Andrew McDonald admits his job, as an international beef trader with Nippon Meat Packers, fell into his lap. He wasn't really looking for a job when he applied. At his interview he was handed the job description "which pretty much ticked every box of what I did at university and what I liked. I took it that day. I have been here since."

Andrew studied for a Bachelor of Agricultural Economics, between 1998 and 2001. He was born in Grafton and grew up in the city, but retained an understanding of the role of agriculture in the economy.

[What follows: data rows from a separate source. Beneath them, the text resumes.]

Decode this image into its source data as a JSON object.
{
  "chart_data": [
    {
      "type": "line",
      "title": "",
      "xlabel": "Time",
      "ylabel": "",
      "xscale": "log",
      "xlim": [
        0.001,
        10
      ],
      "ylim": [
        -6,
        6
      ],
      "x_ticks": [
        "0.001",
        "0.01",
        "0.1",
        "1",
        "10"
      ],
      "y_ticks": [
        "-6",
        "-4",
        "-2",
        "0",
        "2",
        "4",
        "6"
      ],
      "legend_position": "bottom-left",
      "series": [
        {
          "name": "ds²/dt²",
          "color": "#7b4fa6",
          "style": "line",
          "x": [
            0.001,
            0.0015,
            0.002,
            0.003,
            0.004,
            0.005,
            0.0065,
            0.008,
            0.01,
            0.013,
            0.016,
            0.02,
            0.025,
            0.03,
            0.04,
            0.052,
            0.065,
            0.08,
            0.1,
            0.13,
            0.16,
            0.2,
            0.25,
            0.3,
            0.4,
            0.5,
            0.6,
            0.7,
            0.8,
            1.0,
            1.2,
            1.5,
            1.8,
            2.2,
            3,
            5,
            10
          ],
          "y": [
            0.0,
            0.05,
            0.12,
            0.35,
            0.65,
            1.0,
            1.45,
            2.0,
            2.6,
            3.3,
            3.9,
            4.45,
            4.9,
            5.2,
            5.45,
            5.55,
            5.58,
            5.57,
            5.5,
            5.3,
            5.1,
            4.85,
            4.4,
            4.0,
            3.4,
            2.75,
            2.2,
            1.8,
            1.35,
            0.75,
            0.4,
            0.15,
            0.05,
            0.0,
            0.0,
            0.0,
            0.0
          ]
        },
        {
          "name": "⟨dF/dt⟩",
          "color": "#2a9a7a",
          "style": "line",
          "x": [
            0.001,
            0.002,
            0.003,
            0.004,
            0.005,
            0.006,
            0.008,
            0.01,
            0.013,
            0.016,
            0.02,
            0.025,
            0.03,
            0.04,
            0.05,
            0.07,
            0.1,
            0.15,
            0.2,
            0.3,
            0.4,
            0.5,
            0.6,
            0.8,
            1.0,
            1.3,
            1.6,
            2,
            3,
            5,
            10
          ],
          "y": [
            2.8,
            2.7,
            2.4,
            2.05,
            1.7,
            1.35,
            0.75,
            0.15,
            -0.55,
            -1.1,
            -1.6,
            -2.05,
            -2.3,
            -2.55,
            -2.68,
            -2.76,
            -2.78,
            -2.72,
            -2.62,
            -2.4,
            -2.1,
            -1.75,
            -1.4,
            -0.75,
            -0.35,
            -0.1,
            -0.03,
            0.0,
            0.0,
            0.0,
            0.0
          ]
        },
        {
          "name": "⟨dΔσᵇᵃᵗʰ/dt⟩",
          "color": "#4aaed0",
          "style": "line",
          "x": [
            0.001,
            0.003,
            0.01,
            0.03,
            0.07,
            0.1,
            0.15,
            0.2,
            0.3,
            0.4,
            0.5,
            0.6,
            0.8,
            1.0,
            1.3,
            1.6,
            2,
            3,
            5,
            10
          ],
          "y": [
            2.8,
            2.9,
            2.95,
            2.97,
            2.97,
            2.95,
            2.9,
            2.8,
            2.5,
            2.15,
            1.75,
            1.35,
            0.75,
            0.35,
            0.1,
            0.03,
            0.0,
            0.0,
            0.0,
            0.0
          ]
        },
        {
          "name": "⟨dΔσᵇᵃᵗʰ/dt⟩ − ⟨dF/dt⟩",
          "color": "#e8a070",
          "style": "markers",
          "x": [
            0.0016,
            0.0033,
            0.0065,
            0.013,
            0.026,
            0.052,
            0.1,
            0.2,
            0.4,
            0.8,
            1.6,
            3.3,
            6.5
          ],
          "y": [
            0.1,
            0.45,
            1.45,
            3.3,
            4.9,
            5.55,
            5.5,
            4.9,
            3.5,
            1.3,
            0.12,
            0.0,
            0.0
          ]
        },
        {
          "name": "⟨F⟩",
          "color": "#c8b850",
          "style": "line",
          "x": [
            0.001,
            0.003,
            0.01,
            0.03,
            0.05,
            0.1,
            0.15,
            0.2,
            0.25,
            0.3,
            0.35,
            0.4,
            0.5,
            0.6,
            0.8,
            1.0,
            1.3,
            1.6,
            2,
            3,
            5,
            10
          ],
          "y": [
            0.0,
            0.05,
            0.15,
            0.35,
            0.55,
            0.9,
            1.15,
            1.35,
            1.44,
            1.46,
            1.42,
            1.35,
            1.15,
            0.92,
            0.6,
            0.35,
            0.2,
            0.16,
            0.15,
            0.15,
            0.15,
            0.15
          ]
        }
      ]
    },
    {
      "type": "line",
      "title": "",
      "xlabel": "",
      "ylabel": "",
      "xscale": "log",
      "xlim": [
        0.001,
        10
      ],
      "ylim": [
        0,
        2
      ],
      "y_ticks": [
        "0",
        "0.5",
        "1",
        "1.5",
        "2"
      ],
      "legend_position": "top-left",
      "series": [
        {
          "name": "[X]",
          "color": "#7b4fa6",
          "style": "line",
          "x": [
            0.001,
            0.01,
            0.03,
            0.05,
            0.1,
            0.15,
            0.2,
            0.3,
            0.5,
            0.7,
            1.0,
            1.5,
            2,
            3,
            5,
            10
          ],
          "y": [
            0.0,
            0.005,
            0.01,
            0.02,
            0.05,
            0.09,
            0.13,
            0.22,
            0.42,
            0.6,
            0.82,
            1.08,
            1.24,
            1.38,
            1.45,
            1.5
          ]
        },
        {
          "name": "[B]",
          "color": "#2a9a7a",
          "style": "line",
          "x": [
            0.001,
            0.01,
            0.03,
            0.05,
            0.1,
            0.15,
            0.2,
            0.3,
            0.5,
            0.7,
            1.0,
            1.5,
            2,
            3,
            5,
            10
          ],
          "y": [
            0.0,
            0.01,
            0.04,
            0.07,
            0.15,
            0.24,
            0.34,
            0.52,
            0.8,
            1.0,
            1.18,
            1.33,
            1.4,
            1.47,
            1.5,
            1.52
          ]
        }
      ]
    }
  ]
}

Andrew was interested in an economics and business-based degree, "but I also had an interest in dealing more in tangible goods and the country side of things, so agricultural economics was my first choice and I got straight in."

During his studies, he particularly enjoyed the professional placements. "I worked in a winery, a macadamia farm, a dairy farm as well as touring the Murray River Basin. You get to learn a lot and get some hands-on experience."

Academically, his focus was on economics and international trade and marketing, "and I walked into a job where I am internationally marketing Australian products."

Nippon Meat Packers is a Japanese company which exports beef products to more than 34 countries. It is one of the top ten meat processors in the world. For Andrew, who handles sales of Australian beef internationally, that means a lot of international travel. "There are regular trips to Japan. I look after the USA and Americas, so USA frequently, Canada occasionally. Europe every year once or twice, Indonesia. Australian beef is what I am working in and it goes everywhere."

He says the company provides plenty of opportunities. "If you have an idea and you are willing to work, they will give you a try. There is always something new every day, and you are getting involved in world matters."

Andrew said his studies were "a perfect fit" for his job. Several colleagues are also University of Sydney Agriculture graduates. He thinks studying Agricultural Economics gave him a real advantage. "There are probably 10,000 a year graduating with a business degree, whereas there is only 50 or 60 coming out with an Agricultural Economics degree in NSW. You automatically differentiate yourself, which is a good thing."